The rest of Phase1 methods are trivial get methods to do the following:

FeatureExchangeBothSupportSCFeaturesHaveSC Test case

This test case verifies that if both devices involved in pairing support a feature, in this case the Secure Connections (SC) feature, the PairingFeatures returned by Phase1's complete callback correctly reports this.

The default NewPhase1 parameters don't support Secure Connections, so the code sets just the SC field of Phase1Args and leaves the rest defaulted for NewPhase1:

Phase1Args args;
args.sc_supported = true;
NewPhase1(Role::kInitiator, args);

The L2CAP messages used in this test case are written out, with the feature bit under test (kSC) set:

const auto kRequest = StaticByteBuffer(
   // [...omitted]
   AuthReq::kSC | AuthReq::kBondingFlag,
   // [...omitted]
);
const auto kResponse = StaticByteBuffer(
   // [...omitted]
   AuthReq::kSC | AuthReq::kBondingFlag,
   // [...omitted]
);

Parts of bt-host run on asynchronous task dispatchers. In this case, FakeChannelTest runs its FakeChannel on a dispatcher. Phase1::Start, which performs the work of Phase1, also needs needs run on this dispatcher.

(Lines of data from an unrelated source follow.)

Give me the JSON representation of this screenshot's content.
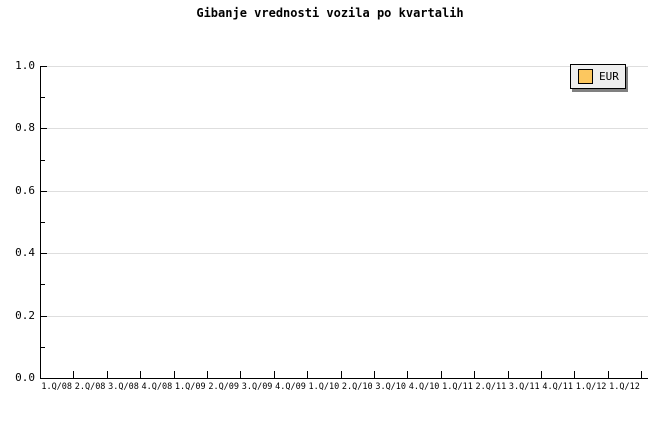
{
  "title": "Gibanje vrednosti vozila po kvartalih",
  "chart_data": {
    "type": "line",
    "title": "Gibanje vrednosti vozila po kvartalih",
    "categories": [
      "1.Q/08",
      "2.Q/08",
      "3.Q/08",
      "4.Q/08",
      "1.Q/09",
      "2.Q/09",
      "3.Q/09",
      "4.Q/09",
      "1.Q/10",
      "2.Q/10",
      "3.Q/10",
      "4.Q/10",
      "1.Q/11",
      "2.Q/11",
      "3.Q/11",
      "4.Q/11",
      "1.Q/12",
      "1.Q/12"
    ],
    "series": [
      {
        "name": "EUR",
        "color": "#fcc75f",
        "values": []
      }
    ],
    "y_axis": {
      "min": 0.0,
      "max": 1.0,
      "major_step": 0.2,
      "minor_step": 0.1,
      "tick_labels": [
        "0.0",
        "0.2",
        "0.4",
        "0.6",
        "0.8",
        "1.0"
      ]
    },
    "x_axis": {
      "tick_position": "category-boundaries",
      "label_position": "category-centers"
    },
    "grid": {
      "horizontal": true,
      "vertical": false,
      "color": "#dedede"
    },
    "legend": {
      "position": "top-right",
      "entries": [
        {
          "label": "EUR",
          "swatch_color": "#fcc75f"
        }
      ]
    },
    "colors": {
      "background": "#ffffff",
      "axis": "#000000",
      "text": "#000000",
      "legend_background": "#efefef",
      "legend_border": "#000000",
      "legend_shadow": "#808080"
    }
  }
}
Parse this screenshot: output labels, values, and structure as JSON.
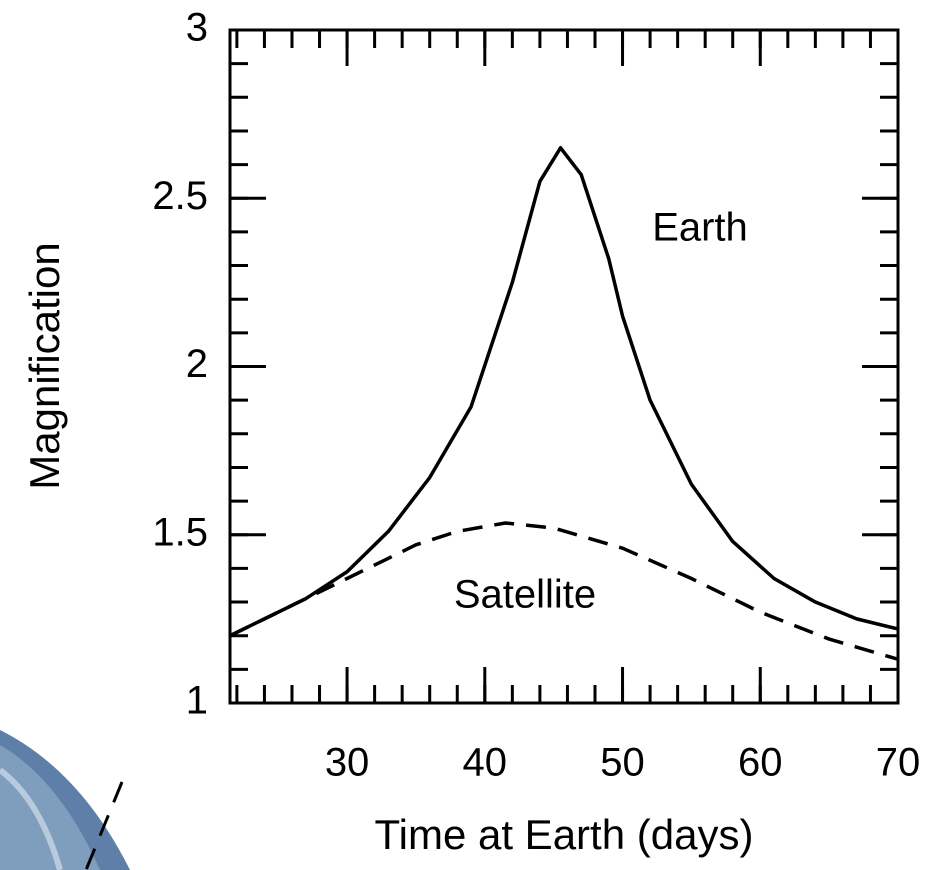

PostTask puts the Start method onto the dispatcher. FakeChannelTest::Expect then runs the dispatcher and check that the next message Phase1 sends to L2CAP is kRequest:

// Initiate the request in a loop task for Expect to detect it.
async::PostTask(dispatcher(), [this] { phase_1()->Start(); });
ASSERT_TRUE(Expect(kRequest));

The fake_chan is used to emulate receiving a response from the peer, which completes the Phase 1 feature exchange. In this case, the code explicitly runs the task dispatcher loop by calling RunLoopUntilIdle(), whereas FakeChannelTest::Expect did that internally:

fake_chan()->Receive(kResponse);
RunLoopUntilIdle();

Finally, the code verifies that:

  • Phase1 does not notify FakeListener of an error
  • All expected parameters are passed up in Phase1's complete callback.
EXPECT_EQ(0, listener()->pairing_error_count());
EXPECT_EQ(1, feature_exchange_count());
EXPECT_TRUE(features().initiator);
EXPECT_TRUE(features().secure_connections);
ASSERT_TRUE(last_preq());
ASSERT_TRUE(last_pres());
EXPECT_TRUE(ContainersEqual(kRequest, *last_preq()));
EXPECT_TRUE(ContainersEqual(kResponse, *last_pres()));

Notes


  1. A test case is actually a subclass of the test fixture 

  2. PairingChannel is an SM-specific wrapper that is not relevant to the functioning of these tests.